Program Structure

Innovative Course Modules

The typical 15-week semester course is organized under the umbrella of a single subject and taught by one instructor, which has worked well for undergraduate education and for some graduate programs where students matriculate directly from undergraduate programs. However, this approach is often related to efficiencies and administrative functions. In the Rutgers DSW Program, the subject matter determines the time allocated for instruction, and is delivered in sequenced and adaptable content Clusters and Modules.

Moreover, in traditional doctoral education, students are often limited to a handful of faculty who regularly teach the same classes. Our modular approach not only provides the flexibility to calibrate instruction to the subject matter and objects of study, but also allow students to learn from a wide variety of expert faculty.  And, in turn, modules provide faculty the ability to focus instruction on what they know and do best.

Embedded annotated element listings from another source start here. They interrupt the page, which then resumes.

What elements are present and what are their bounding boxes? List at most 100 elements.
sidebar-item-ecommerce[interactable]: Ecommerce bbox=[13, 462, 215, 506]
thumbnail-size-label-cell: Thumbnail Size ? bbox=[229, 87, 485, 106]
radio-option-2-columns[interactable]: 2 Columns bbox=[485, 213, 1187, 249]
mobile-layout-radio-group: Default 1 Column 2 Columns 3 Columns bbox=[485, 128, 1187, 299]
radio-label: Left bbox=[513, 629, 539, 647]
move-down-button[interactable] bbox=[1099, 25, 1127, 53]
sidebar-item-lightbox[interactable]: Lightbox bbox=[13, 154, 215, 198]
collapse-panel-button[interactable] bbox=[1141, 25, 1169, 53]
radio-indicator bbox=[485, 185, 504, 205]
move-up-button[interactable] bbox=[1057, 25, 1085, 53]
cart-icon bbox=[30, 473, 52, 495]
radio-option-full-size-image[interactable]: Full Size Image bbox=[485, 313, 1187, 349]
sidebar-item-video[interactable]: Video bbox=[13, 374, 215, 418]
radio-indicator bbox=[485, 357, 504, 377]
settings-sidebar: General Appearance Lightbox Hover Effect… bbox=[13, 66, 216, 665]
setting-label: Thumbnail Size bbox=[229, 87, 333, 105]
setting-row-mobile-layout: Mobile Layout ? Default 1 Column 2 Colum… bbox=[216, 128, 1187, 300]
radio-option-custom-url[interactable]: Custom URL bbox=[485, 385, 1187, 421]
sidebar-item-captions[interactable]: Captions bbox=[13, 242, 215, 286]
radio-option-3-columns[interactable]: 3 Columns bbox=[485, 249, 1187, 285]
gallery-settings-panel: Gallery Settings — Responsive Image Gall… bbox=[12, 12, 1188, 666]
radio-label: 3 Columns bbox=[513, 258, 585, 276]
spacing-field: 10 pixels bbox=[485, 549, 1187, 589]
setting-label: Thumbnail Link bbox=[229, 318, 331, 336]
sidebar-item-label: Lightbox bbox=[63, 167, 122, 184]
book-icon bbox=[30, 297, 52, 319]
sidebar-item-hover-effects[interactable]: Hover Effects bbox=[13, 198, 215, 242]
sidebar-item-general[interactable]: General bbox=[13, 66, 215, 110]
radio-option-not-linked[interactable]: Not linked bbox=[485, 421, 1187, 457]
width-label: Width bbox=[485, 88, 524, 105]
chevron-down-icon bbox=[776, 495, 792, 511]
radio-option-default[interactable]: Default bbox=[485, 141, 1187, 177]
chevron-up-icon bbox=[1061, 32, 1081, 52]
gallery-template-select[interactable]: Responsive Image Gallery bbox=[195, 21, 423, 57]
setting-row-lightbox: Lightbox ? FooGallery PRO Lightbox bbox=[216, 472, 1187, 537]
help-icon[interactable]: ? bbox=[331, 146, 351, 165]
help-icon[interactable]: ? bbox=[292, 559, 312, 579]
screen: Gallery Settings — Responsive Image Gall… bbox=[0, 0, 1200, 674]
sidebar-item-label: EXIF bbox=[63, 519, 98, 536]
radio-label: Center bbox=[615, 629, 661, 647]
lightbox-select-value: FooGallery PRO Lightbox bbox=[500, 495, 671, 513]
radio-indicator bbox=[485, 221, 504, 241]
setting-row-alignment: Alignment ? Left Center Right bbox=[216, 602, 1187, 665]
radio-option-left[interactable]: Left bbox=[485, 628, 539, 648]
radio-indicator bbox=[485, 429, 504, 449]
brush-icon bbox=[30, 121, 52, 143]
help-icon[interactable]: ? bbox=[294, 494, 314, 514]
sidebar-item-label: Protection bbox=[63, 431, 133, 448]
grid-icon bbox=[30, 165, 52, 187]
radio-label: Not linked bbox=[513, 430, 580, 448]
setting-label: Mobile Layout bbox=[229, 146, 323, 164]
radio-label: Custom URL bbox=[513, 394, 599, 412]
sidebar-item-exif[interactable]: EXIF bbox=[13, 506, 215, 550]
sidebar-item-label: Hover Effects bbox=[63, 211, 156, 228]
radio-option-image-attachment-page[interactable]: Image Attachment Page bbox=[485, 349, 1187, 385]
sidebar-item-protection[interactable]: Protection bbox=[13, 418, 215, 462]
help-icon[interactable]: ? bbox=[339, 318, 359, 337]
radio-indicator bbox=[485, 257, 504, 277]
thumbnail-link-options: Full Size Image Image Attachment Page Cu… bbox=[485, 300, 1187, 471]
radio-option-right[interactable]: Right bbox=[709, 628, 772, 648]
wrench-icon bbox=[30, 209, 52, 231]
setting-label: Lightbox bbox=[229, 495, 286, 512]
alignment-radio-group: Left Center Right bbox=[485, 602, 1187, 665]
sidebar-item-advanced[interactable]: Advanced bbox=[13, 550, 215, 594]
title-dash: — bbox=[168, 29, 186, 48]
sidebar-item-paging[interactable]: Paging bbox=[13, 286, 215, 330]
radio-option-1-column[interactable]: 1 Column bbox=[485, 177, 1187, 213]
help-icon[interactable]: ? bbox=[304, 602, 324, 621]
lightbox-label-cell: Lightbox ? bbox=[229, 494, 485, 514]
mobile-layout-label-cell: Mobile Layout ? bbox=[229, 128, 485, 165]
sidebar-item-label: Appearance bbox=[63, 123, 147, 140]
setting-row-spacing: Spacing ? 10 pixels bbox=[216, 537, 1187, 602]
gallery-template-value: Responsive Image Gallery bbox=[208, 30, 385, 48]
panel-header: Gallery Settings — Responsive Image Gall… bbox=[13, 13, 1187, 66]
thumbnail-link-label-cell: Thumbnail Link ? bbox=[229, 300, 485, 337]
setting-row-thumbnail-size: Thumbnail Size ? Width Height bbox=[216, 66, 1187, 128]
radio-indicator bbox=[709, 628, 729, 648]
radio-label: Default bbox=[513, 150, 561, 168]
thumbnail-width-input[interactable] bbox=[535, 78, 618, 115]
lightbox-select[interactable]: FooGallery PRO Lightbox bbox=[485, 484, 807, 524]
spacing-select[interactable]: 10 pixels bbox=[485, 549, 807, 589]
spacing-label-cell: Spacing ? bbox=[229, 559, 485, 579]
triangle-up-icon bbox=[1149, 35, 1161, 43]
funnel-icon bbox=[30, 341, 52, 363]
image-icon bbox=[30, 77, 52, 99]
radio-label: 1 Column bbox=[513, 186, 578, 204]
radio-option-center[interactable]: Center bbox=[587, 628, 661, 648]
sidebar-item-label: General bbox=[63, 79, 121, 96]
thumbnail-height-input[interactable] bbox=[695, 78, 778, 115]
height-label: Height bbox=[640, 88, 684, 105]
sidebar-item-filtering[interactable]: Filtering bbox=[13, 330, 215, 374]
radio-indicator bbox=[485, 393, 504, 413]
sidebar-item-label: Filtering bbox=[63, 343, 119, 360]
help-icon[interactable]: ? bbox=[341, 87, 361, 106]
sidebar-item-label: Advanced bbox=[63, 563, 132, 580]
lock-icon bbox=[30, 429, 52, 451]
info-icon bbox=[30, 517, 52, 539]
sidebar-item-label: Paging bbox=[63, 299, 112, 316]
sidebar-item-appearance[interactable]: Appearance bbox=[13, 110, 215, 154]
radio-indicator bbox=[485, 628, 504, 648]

Coursework during weekend residencies, online, and over the course of three years, is grounded in three linked and integrated content areas: foundation, clinical practice, and the writing program’s engaged scholarship component.  Graduation requires successful completion of 54 credits: 18 required courses, each 3 credits; 10 foundation and clinical courses; and 8 engaged scholarship courses.  These traditional courses translate into 121 foundation and clinical practice modules, and 95 engaged scholarship modules.  Students enroll in 9 credit hours per semester (the 9 credits for the Spring semester includes the June residency).

Our modular format means that curriculum content is based on the depth and breadth of a particular topic. Three-hour, sequential cluster modules deliver content, and may include one, two, or fifteen modules, distributed over the course of three years.  The modular format allows us to evolve and adapt in integrate ways, by adding and subtracting topics as we learn what students need and want, as we observe social and political shifts in practice environments, and as we critically and thoughtfully analyze ever-changing clinical knowledge and paradigm shifts.